Алан ненадолго прерывается, но лишь для того, чтобы сорвать с Аннабель мешающееся платье и свою футболку, а потом снова накрывает собой, распиная на раскачивающейся столешнице и доводя их обоих до исступления. Анна забывает, как дышать, оглушенная, ослепленная и полностью потерявшая связь с реальностью. Она кричит, то цепляясь за него, то царапая ногтями деревянную поверхность стола, то растворяясь в глубоких горячих поцелуях. Его язык проникает в женский рот в том же темпе, в каком он берет ее снизу. Глубоко, неистово, с первобытной яростью приближая их к ослепительному экстазу. И когда он наступает, Аннабель словно выбрасывает из тела. Она кричит, плачет, несет всякую бессвязную чушь, удовольствие вибрирует в каждой клетке, перед глазами сыплются искры, время остановилось, свет погас, мир исчез… Она ныряет в темноту и сама растворяется в густом, обволакивающем, словно теплое одеяло, мраке. Тьма не пугает ее, не сводит мышцы парализующим ужасом. Анна там не одна. Его прикосновения, сводящий с ума запах, терпкий вкус, глухой рык удовольствия и затихающие толчки – они оба на неуловимую единицу времени оказываются где-то за пределами физической реальности.
– Невероятно… – Мужской приглушенный шепот вырывает ее из блаженной нирваны. – Ты умеешь удивлять, Аннабель Одли, – хрипло шепчет Алан, слизывая с ее висков бисеринки пота вперемешку со слезами. – Надеюсь, ты рыдала от удовольствия, – встретив ее ошеломленный взгляд, посмеивается он.
Все-таки Флеминг феноменальный человек. Откуда в нем силы говорить, двигаться и шутить?
– Как ты? – не дождавшись ответа, с легким беспокойством спрашивает Алан.
– Словно побывала в раю, – бормочет Аннабель. – Который почему-то был черным.
– Может, переберемся в кровать? – Упираясь ладонями в стол, Алан приподнимается, давая ей возможность вдохнуть полной грудью.
– Зачем?
Настороженные нотки в ее голосе вызывают у него непроизвольную улыбку.
– Добавим красок в твой рай. Ну или для начала избавимся от черного. – Задорно подмигнув девушке, он нежно целует ее припухшие губы и нехотя отстраняется. Выпрямившись, Алан подтягивает джинсы, но не застегивает их.

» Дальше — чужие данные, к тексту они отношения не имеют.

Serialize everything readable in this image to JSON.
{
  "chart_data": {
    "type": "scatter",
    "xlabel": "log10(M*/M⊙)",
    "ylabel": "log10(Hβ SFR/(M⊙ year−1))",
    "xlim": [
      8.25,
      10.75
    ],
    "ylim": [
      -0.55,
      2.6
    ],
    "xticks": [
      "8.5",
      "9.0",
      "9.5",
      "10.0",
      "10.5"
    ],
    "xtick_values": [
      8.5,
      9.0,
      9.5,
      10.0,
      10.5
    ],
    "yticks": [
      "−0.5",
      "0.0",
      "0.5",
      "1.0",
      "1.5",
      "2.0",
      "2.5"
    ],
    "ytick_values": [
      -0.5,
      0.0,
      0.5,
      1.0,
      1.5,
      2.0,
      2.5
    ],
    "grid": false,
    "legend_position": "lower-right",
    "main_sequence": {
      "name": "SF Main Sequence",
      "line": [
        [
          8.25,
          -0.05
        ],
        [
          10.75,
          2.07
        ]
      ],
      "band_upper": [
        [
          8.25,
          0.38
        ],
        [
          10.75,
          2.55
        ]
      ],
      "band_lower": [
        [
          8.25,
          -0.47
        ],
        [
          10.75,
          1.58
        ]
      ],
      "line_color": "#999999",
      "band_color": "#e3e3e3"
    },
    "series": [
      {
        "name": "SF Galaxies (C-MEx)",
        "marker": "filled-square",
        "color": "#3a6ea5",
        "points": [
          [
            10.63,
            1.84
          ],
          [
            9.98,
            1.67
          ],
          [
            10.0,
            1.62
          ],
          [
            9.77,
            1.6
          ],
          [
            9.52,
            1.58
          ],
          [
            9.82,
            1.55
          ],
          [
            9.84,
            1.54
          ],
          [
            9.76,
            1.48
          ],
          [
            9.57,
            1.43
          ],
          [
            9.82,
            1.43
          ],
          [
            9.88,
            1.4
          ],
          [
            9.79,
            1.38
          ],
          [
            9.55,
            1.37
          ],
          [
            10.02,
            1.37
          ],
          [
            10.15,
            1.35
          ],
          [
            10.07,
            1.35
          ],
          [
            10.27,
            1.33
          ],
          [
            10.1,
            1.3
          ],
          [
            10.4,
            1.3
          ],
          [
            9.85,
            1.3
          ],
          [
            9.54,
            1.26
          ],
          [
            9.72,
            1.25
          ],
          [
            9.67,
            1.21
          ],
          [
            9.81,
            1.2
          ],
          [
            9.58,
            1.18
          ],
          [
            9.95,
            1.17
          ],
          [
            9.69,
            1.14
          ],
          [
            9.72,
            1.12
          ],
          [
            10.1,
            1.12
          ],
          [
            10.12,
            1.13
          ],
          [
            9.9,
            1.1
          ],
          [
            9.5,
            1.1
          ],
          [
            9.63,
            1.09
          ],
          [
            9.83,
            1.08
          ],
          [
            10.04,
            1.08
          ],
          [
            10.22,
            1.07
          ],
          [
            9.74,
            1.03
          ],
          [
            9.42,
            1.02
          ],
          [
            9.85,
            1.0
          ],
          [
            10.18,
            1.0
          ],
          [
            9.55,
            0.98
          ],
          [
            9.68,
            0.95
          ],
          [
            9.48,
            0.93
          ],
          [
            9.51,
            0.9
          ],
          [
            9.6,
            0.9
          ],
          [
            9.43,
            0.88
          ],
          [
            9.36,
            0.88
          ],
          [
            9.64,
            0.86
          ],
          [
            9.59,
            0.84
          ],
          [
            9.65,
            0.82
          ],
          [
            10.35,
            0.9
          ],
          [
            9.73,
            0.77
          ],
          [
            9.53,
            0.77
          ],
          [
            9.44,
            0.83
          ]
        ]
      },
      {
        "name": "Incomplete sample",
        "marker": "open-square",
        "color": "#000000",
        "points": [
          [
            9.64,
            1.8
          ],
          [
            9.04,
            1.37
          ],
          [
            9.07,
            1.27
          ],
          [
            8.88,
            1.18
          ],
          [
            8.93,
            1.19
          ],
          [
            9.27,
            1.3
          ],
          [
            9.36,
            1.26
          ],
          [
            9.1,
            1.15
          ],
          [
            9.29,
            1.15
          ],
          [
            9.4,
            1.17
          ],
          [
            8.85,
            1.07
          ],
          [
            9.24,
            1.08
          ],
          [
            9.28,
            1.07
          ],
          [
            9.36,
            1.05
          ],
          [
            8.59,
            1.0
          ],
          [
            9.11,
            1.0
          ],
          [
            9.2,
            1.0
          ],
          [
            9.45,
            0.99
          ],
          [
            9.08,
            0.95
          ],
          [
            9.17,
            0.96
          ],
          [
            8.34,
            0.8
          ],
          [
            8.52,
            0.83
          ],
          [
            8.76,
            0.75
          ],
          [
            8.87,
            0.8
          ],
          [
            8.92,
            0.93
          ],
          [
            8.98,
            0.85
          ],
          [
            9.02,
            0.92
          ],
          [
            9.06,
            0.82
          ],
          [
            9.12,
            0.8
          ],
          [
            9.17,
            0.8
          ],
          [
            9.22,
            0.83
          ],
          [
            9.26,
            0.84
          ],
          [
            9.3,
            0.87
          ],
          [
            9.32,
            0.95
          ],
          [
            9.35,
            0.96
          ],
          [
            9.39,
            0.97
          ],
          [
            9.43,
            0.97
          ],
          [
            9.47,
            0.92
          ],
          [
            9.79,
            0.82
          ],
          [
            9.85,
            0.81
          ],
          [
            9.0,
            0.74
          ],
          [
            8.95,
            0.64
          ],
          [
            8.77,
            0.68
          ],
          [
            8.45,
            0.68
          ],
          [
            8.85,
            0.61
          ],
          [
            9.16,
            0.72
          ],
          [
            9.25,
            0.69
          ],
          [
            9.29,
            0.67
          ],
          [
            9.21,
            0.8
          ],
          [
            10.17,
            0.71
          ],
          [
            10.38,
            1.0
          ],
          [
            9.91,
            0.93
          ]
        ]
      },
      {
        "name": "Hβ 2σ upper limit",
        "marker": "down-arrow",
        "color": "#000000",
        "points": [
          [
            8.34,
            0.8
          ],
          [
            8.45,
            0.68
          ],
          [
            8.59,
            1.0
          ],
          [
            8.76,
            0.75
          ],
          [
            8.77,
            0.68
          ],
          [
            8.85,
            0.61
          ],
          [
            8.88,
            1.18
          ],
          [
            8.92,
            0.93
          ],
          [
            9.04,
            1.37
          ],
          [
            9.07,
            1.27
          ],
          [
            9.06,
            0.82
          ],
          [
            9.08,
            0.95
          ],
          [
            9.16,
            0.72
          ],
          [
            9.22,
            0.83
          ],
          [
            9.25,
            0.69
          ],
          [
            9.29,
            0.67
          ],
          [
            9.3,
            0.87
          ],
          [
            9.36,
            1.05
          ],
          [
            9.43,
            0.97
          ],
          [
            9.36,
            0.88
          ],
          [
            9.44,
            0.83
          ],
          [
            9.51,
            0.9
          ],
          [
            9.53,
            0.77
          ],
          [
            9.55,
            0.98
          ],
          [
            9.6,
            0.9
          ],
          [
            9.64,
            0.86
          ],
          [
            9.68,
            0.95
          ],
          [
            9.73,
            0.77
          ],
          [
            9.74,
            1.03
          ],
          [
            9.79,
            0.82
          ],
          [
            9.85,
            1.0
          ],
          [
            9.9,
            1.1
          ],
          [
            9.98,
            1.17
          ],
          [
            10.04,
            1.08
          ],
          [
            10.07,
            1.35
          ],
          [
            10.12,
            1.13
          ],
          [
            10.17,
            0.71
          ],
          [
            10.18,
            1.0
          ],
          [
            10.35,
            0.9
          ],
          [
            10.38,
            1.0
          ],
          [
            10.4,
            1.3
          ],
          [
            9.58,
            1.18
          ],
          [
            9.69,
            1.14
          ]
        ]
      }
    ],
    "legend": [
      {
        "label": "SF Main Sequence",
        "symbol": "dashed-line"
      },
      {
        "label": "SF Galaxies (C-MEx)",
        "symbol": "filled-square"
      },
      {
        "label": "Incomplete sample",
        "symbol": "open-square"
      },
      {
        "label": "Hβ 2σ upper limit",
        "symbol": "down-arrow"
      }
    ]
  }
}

– Может, сначала в душ? – робко предлагает Анна, когда он подхватывает расслабленную гостью на руки, словно невесомую пушинку, и несет в уже известном ей направлении.
– В джакузи тоже попробуем, но начнем с постели, – многообещающе улыбнувшись, обещает Алан.
Прислонившись щекой к его груди, Аннабель смиренно вздыхает. Похоже, Флеминг сильно погорячился, обвинив ее в том, что она хочет использовать его как вибратор для исполнения влажных фантазий. Пока что все происходит с точностью до наоборот.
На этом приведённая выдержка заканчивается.